Before 2016, items within the Art and Museum collections were generally processed on an item-by-item basis, meaning that each item received a registration number and separate record at the time of receipt. This was a reasonable policy but it has some downsides for scalability and for efficiency of records, and did not account well for cases in which a donor gave dozens of related objects at once. Because the Art, Museum, and Archives collections were also segregated administratively, they used overlapping sets of registration numbers. The post-2016 policy is an attempt to make the registration number system more efficient, scalable and suitable to a multi-repository administrative environment.
Older registration numbers may be found without prefixes, in this format:
1985_01 = The first item registered in 1985 (for the Art Collection)
2008_58 = The 58th item registered in 2008 (for the Art Collection)
In current digital records, the prefix "ART" or "MUS" will be applied to these older registration numbers. The numbers marked on physical objects will not be systematically updated.

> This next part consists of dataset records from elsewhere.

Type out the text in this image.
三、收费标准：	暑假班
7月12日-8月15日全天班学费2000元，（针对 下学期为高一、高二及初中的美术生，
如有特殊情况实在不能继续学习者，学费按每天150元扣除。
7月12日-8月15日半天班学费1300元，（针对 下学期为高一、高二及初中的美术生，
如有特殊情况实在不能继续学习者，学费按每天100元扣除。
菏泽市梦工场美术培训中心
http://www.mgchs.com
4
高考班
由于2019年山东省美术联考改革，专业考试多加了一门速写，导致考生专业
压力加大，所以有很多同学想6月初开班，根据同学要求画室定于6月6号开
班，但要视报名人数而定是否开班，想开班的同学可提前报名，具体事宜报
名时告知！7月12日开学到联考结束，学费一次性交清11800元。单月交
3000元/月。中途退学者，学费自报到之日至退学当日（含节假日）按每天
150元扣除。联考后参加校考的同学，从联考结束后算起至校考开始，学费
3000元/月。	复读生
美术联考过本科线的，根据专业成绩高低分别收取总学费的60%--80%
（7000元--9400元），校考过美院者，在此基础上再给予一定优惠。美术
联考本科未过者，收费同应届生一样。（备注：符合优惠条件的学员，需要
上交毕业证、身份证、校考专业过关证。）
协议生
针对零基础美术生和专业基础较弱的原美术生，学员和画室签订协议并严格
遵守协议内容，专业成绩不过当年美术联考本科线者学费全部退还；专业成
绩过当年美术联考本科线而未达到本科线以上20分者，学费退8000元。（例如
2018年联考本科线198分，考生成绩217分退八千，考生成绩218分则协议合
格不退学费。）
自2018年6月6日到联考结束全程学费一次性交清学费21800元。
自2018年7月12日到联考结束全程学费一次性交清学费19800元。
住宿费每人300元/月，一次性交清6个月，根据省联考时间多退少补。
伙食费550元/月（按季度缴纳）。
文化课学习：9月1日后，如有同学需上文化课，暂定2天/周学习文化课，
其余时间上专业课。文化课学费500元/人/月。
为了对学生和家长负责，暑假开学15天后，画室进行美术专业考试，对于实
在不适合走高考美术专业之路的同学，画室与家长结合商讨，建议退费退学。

Because the Museum has existed since the 1940s, several cataloging and registration number schemes have been imposed (and super-imposed) upon the collections. The apparent historical registration/cataloging number schemes appear to have been:
1-102 = First accession series, 102nd item
This scheme appears to have been used from the 1940s through 1979. There were five accession series; their significance is unknown but may have related to shelving location or collection type.
80-21 = Twenty-first item registered in 1980
This scheme, which conforms more closely to normal museum registration practices, uses the year of acquisition as the first component, followed by a sequential number. This form was used from 1980-1996, which was the time period when the Museum had its first formally-trained curators.
P-P-Pic-2-601 = A shelving call number; Probably meaning: Shelving location? + Medium + Registration number
This "catalog number" appears on old registration cards, and was probably the item's shelf location.